Nahla Abdel Moneim
The United Kingdom is working to develop its international strategy to combat cross-border terrorism amid legal, societal and regional challenges facing its security system, as well as the tremendous technological development in the field of communications and information, which has become a tool in the hands of extremists nearing the level of use achieved by governments.
The head of the British Secret Intelligence Service (MI6), Richard Moore, expressed his country’s fears that terrorists use the developments of the digital age and artificial intelligence skills for their extremist activities, pointing to the international ambitions of al-Qaeda and its threat to world peace.
Moore said in his speech at the International Institute for Strategic Studies (IISS) on Tuesday, November 30, that international terrorism is still a serious challenge facing the UK, adding that he considers the threats of international terrorism among the foremost and official files of the intelligence service.
Terror hits UK
The Liverpool attack reignited talk about the activities of terrorist groups in Britain and the effectiveness of government mechanisms in confronting them, as a taxi exploded on November 14 in front of a city hospital in the northwest of the country, although he could not reach it.
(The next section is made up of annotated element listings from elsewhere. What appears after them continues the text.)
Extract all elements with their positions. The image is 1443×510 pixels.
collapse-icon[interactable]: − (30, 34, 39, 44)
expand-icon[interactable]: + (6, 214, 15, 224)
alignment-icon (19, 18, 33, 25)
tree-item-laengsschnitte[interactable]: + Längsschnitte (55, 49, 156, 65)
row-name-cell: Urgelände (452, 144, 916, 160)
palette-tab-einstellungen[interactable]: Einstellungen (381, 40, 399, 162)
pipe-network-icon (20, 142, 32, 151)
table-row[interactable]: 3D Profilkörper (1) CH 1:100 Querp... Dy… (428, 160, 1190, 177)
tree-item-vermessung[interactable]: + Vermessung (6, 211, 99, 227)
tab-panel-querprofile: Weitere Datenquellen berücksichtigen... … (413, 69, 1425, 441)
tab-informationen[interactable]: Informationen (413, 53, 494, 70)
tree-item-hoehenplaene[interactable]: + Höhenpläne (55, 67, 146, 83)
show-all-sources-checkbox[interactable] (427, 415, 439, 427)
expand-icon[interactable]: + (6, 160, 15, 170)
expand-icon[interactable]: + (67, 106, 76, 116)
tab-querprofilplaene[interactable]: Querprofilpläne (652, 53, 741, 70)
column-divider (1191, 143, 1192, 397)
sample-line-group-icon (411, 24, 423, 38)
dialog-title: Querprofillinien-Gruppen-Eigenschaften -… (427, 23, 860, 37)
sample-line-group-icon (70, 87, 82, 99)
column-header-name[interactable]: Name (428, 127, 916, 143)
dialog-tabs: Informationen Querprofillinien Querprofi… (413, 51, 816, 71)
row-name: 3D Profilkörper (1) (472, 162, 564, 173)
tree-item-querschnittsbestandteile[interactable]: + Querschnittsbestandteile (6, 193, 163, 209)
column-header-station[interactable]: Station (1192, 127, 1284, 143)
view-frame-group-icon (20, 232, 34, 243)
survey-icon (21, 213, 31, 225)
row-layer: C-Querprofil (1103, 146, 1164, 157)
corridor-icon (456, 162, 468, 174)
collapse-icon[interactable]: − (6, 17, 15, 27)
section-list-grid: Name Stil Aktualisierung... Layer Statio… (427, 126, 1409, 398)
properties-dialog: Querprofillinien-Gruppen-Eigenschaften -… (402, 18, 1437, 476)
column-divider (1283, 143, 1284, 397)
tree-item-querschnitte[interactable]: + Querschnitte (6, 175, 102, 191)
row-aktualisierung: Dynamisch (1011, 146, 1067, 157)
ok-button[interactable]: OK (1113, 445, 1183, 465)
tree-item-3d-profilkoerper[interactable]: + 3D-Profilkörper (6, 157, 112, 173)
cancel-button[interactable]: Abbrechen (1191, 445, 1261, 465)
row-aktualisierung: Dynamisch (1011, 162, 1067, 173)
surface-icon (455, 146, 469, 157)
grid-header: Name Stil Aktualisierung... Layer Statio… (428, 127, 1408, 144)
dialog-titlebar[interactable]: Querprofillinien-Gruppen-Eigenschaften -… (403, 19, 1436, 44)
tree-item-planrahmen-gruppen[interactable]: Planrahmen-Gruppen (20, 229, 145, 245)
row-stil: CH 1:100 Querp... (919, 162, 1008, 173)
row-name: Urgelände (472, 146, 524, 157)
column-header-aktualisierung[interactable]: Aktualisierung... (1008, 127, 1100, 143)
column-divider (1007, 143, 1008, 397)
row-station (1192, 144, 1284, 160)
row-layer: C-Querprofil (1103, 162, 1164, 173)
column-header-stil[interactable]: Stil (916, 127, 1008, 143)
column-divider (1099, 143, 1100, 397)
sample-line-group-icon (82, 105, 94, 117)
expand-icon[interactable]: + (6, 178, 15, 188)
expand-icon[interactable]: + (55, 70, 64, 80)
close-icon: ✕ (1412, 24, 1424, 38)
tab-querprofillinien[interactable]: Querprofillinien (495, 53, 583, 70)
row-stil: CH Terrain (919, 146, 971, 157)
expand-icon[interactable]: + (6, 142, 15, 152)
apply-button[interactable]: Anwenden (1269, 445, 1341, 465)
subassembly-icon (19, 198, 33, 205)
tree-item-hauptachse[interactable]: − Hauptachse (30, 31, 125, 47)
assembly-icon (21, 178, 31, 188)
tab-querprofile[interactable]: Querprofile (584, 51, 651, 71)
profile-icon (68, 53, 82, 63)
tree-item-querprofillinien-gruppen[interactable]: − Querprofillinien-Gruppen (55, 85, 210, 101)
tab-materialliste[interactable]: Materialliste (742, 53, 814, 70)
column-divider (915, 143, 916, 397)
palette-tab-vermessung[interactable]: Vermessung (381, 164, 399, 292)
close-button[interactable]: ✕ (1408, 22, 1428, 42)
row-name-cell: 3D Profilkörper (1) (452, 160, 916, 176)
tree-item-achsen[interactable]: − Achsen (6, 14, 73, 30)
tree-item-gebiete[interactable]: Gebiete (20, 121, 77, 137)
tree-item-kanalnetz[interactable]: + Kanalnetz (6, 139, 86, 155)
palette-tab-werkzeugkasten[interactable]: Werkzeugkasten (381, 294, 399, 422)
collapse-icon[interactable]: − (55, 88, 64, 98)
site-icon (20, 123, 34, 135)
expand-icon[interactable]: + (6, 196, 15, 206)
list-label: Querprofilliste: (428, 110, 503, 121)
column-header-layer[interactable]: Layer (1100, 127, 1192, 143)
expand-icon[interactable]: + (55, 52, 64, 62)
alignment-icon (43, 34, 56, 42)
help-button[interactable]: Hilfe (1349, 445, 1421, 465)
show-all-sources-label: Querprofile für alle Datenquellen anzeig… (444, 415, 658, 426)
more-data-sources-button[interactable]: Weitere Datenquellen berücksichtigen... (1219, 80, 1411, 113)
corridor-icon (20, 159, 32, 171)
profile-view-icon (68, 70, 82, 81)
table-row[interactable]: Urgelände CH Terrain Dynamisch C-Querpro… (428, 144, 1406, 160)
The attack was classified as a terrorist attack.
The perpetrator of the Liverpool operation had previously threatened passers-by with his weapon, although the authorities did not deport him from the country, which drew criticism of the government.
Given Moore’s speech about the development of international terrorism methods, careful monitoring of extremists’ behavior remains an important step in countering violent activities.
Challenges on methods to counter terrorism
The British government faces various challenges in confronting terrorism. From a legal point of view, the country’s constitutional articles and the resulting legal articles are still unable to confront the emerging developments in this file, forcing the government to circumvent these laws on more than one situation.
In mid-November, the government announced its intention to amend the laws relating to revocation of citizenship in order to be able to revoke the citizenship of extremists without prior notification.
This problem became evident when the Supreme Court annulled the government’s decisions to revoke the citizenship of dozens of terrorists, which put the government in front of the problem of amending laws, a problem that is renewed with most of the files that the country deals with in the framework of international terrorism. It can track them, but the laws challenge this trend.
In another situation, former Home Secretary Sajid Javid went on to agree with the US government to hand over the members of the Beatles ISIS cell to the United States to be executed there, because the UK’s laws forbid execution and therefore the authorities would have had to integrate them into society, which they see as a threat to its national security.
While the Brexit agreement that required the country’s exit from the European Union imposed information and intelligence challenges for the government, this means depriving the data shared by the bloc’s countries about terrorists, along with their fingerprints and DNA.
Britain tried to complete a deal with the European Union to keep it informed of this data after the exit, but Germany refused this and led a current opposed to this request within the European bloc.